Un diagnostic qui change tout : le réveil du corps

À l’aube de la vingtaine, un sérieux problème de santé vient tout remettre en question. Pour certains, c’est un coup d’arrêt. Pour lui, ce fut un électrochoc salvateur.
Il entreprend alors une transformation radicale de son mode de vie, adoptant une discipline de sportif : jogging, natation, alimentation saine. Dans une interview en 2012, il confie à quel point cette routine l’a aidé à retrouver un équilibre, tant physique que mental.
Son credo ? Être à l’écoute de son corps, avancer pas à pas et respecter ses propres rythmes. Une philosophie plus que jamais d’actualité, qui nous rappelle que prendre soin de soi est le premier pas vers une vie épanouie.
Se réinventer : la voix derrière l’écran et la passion de transmettre

Alors que les propositions de tournage se raréfient, il explore de nouveaux territoires créatifs. En 1991, il donne sa voix au personnage de la Bête dans le chef-d’œuvre Disney *La Belle et la Bête*, incarnant un rôle qui marquera des millions d’enfants.

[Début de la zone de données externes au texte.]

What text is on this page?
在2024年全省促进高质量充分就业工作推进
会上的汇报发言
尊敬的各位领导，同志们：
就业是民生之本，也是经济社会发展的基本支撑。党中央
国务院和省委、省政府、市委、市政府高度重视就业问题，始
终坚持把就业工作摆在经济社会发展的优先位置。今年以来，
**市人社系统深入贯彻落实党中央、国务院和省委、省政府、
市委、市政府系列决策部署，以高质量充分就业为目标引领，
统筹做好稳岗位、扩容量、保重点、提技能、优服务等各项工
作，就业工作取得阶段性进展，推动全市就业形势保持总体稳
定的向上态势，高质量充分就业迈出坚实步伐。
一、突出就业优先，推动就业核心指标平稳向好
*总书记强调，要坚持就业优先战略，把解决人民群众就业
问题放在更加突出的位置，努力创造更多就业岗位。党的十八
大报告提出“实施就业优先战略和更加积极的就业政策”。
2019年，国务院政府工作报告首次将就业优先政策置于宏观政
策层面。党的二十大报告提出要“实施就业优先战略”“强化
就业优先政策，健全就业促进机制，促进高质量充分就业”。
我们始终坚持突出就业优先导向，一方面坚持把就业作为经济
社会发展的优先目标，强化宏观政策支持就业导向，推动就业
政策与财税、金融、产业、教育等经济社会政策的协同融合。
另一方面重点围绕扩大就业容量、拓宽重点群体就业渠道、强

Une autre vocation émerge : celle de pédagogue. Il enseigne l’art cinématographique et l’écriture de scénario dans plusieurs établissements prestigieux, comme l’Université de l’Indiana. Guider la nouvelle génération d’artistes devient pour lui une manière profonde et gratifiante de perpétuer son amour du métier.

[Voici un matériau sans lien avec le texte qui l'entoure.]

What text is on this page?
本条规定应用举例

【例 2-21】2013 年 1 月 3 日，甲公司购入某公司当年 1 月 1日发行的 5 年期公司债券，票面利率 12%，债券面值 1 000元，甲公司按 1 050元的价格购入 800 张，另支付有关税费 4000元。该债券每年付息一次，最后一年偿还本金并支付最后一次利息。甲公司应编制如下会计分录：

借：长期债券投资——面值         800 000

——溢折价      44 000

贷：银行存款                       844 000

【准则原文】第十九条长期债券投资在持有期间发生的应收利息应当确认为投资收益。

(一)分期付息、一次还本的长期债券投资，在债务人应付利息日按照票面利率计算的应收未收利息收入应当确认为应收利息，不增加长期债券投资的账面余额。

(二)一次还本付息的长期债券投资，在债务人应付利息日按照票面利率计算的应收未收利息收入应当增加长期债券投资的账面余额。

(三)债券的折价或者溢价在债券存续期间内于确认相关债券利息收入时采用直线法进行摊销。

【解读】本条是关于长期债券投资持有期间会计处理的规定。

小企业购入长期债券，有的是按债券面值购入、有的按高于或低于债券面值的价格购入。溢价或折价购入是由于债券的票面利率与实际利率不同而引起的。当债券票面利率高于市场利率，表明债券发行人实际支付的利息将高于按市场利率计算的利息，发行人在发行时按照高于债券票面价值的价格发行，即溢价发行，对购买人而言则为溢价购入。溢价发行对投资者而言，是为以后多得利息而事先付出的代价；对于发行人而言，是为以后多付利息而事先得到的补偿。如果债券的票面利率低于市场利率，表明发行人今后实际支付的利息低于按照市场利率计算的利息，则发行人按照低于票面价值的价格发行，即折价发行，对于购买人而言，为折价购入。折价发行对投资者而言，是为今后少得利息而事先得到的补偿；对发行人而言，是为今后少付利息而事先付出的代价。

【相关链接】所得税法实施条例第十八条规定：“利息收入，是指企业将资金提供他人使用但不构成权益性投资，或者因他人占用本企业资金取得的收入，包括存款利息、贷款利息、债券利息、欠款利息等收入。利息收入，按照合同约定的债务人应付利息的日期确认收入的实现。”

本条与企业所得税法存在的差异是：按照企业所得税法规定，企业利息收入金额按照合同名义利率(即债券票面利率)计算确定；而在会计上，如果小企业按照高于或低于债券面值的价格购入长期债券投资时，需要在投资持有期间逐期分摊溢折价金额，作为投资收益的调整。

C’est la preuve qu’une reconversion réussie commence souvent par un simple changement de point de vue, au moment opportun.
Un amour solide et le choix d’une vie simple

Sur le plan personnel, son histoire est un havre de stabilité. Marié depuis plus de quatre décennies à la chanteuse Karla DeVito, rencontrée sur la comédie musicale *The Pirates of Penzance*, il a bâti une famille unie. Le couple a deux enfants et partage une passion pour la musique. Depuis 2007, ils ont posé leurs valises dans une ferme en Caroline du Nord.

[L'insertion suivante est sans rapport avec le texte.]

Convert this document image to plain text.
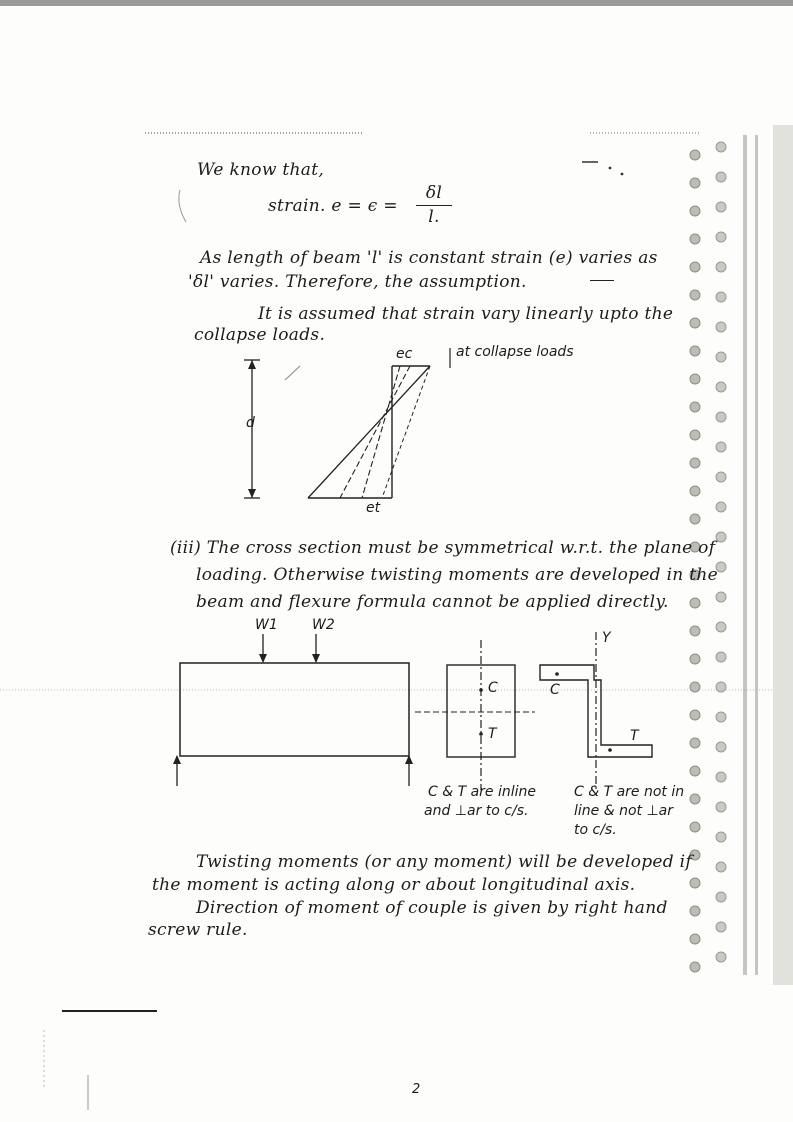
We know that,
strain. e = ϵ =
δl
l.
As length of beam 'l' is constant strain (e) varies as
'δl' varies. Therefore, the assumption.
It is assumed that strain vary linearly upto the
collapse loads.
d
ec
et
at collapse loads
(iii) The cross section must be symmetrical w.r.t. the plane of
loading. Otherwise twisting moments are developed in the
beam and flexure formula cannot be applied directly.
W1 W2
Y
C
T
C
T
C & T are inline
and ⊥ar to c/s.
C & T are not in
line & not ⊥ar
to c/s.
Twisting moments (or any moment) will be developed if
the moment is acting along or about longitudinal axis.
Direction of moment of couple is given by right hand
screw rule.
2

Éloigné du tumulte de Los Angeles, il se consacre pleinement à l’écriture et aux siens. Il publie même un roman, *Who Stole the Funny?*, une satire acerbe de l’univers des sitcoms, prouvant que sa verve est intacte.
Devenu grand-père, il cultive désormais les joies simples : la musique, les repas partagés, les moments en famille. Une réussite qui ne se compte plus en flashes, mais en bonheurs quotidiens.
Un retour en grâce et une leçon de résilience

Il a récemment effectué un retour remarqué à l’écran dans la série à succès *Severance*, dirigée par Ben Stiller. Un rôle complexe qui démontre qu’à près de 70 ans, son talent et son intensité n’ont pas faibli.
Quel est son secret ? Cultiver la curiosité, rester en mouvement et ne jamais éteindre la flamme de la passion. Son parcours est un message d’espoir : la véritable beauté d’une vie ne réside pas dans la célébrité éphémère, mais dans notre capacité permanente à nous renouveler. Une véritable **leçon de résilience** et un modèle de **réinvention après la célébrité**.
Car, en définitive, le glamour le plus authentique est celui de rester fidèle à qui l’on est, quoi qu’il arrive.